Vidyasagar holds the Cecil H. and Ida Green Chair in Systems Biology Science at UT Dallas and leads the bioengineering department in the Jonsson School. The department collaborates with other schools within the University, UT Southwestern Medical Center and the University of Texas at Arlington.

Dr. Vidyasagar has made many fundamental contributions in several areas of engineering, including control theory, robotics, and learning theory, which have earned him numerous awards and an international reputation as an outstanding scientist, Spong said. His latest work in the area of computational biology, in collaboration with UT Southwestern Medical Center, has the potential to greatly advance our knowledge of the causes of cancer and the effectiveness of new drugs for the treatment of cancer. Election to the Royal Society is a very high honor and brings distinction to him, the Jonsson School, and to UT Dallas.

A native of India, Vidyasagar attended the University of Wisconsin and earned a bachelor's degree in electrical engineering by age 17. At 21, he completed his doctorate and by age 35, he was given an Institute of Electrical and Electronics Engineers fellowship for contributions to the stability analysis of linear and nonlinear distributed systems.

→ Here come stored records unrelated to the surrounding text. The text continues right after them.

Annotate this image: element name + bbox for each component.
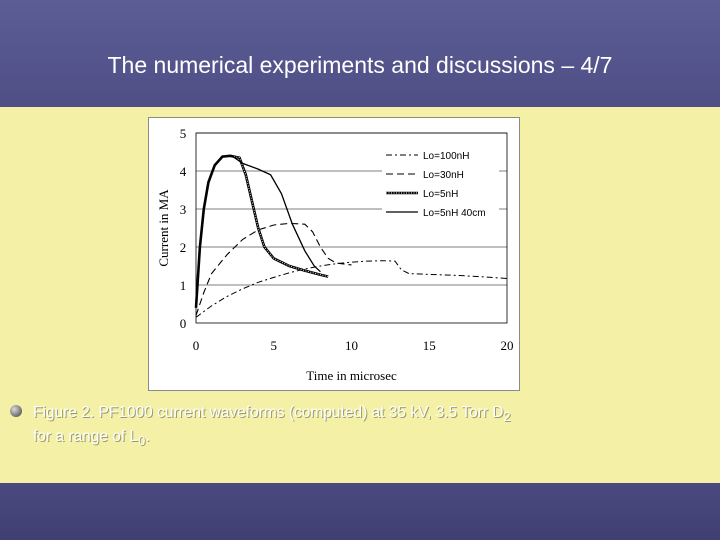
chart: 0 1 2 3 4 5 0 5 10 15 20 Time in microsec Current in… <box>148 117 520 391</box>
legend-label: Lo=5nH <box>423 189 458 200</box>
y-tick-label: 2 <box>180 240 187 255</box>
caption-line2-end: . <box>145 428 150 446</box>
x-tick-label: 15 <box>423 338 436 353</box>
x-axis-label: Time in microsec <box>306 368 397 383</box>
x-tick-label: 5 <box>271 338 278 353</box>
y-axis-label: Current in MA <box>156 189 171 267</box>
series-line <box>195 222 352 316</box>
slide-title: The numerical experiments and discussion… <box>107 52 613 78</box>
title-bar: The numerical experiments and discussion… <box>0 0 720 107</box>
y-tick-label: 0 <box>180 316 187 331</box>
y-tick-label: 4 <box>180 164 187 179</box>
footer-bar <box>0 483 720 540</box>
caption-line2: for a range of L <box>33 428 139 446</box>
y-tick-label: 3 <box>180 202 187 217</box>
chart-svg: 0 1 2 3 4 5 0 5 10 15 20 Time in microsec Current in… <box>156 126 514 383</box>
figure-caption: Figure 2. PF1000 current waveforms (comp… <box>33 403 693 451</box>
y-tick-label: 5 <box>180 126 187 141</box>
legend-label: Lo=30nH <box>423 170 464 181</box>
y-tick-label: 1 <box>180 278 187 293</box>
series-line <box>195 155 321 308</box>
legend-label: Lo=5nH 40cm <box>423 208 486 219</box>
x-tick-label: 10 <box>345 338 358 353</box>
series-line <box>195 260 508 318</box>
caption-line1: Figure 2. PF1000 current waveforms (comp… <box>33 404 504 421</box>
bullet-icon <box>10 405 22 417</box>
x-tick-label: 0 <box>193 338 200 353</box>
caption-line2-subscript: 0 <box>138 433 146 449</box>
legend-label: Lo=100nH <box>423 151 469 162</box>
x-tick-label: 20 <box>501 338 514 353</box>
caption-line1-subscript: 2 <box>503 409 511 425</box>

Vidyasagar spent his early career as a professor at Concordia University in Montreal and the University of Waterloo in Waterloo, Canada. Then he directed the Centre for Artificial Intelligence and Robotics within the Indian government's Ministry of Defense. During that period, his organization made a robot that could play chess, one of the first in the world at the time. The group also created a 3-D virtual reality environment to train fighter pilots for their missions.

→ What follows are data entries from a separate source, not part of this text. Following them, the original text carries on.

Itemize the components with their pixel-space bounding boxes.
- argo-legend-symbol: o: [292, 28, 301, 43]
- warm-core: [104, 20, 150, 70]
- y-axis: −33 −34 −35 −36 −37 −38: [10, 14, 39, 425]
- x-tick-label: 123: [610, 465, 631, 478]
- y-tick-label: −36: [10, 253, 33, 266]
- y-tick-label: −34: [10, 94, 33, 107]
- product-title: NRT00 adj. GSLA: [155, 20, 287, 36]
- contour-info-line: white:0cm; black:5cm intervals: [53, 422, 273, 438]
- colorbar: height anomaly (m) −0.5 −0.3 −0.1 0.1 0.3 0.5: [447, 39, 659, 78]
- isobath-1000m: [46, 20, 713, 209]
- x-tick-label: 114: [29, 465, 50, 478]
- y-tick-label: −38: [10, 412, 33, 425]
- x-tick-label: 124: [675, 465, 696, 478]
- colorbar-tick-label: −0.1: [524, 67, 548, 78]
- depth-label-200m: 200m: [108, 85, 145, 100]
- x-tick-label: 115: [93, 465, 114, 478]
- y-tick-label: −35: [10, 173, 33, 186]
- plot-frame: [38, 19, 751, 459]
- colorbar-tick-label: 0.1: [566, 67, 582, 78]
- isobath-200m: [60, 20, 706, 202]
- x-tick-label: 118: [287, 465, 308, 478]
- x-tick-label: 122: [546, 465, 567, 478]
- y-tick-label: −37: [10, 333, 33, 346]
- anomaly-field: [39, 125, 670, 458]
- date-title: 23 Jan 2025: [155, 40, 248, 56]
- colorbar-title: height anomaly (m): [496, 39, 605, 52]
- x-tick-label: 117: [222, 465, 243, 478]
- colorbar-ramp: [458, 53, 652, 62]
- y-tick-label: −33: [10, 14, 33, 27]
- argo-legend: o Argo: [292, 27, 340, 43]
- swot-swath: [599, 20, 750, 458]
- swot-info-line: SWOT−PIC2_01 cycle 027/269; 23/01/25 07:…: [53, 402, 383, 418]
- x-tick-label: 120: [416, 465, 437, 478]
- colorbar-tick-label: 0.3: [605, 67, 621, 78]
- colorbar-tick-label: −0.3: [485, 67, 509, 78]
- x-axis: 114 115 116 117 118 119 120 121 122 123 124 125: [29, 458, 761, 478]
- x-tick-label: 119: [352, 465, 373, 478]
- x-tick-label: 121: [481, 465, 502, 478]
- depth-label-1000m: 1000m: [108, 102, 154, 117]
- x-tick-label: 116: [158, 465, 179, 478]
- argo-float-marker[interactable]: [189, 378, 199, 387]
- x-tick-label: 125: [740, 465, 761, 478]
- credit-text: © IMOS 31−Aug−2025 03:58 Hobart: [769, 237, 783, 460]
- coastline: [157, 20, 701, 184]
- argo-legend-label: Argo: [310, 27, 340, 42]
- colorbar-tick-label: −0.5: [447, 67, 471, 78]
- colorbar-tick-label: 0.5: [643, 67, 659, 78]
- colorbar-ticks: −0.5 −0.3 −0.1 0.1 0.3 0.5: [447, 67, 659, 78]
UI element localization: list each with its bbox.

He then became an executive vice president of Tata Consultancy Services, India's largest software company and one of the 10 largest in the world. He managed a team of 80 engineers and scientists working on advanced encryption methods, open-source software, quantitative finance and bioinformatics.

Under his leadership, the company helped ensure the authenticity of electronic signatures through digital certificates, educational transcripts through an RFID chip embedded into the document and identity through electronic processing of passport applications.

He retired from the company in 2009 and came to UT Dallas.

Vidyasagar will be inducted into the Royal Society on July 13 in London. The Royal Society was founded in 1660 and is based in the United Kingdom. There are approximately 1,450 Fellows and foreign members, including more than 80 Nobel Laureates. The society's purpose is to recognize, promote and support excellence in science and to encourage the development and use of science for the benefits of humanity.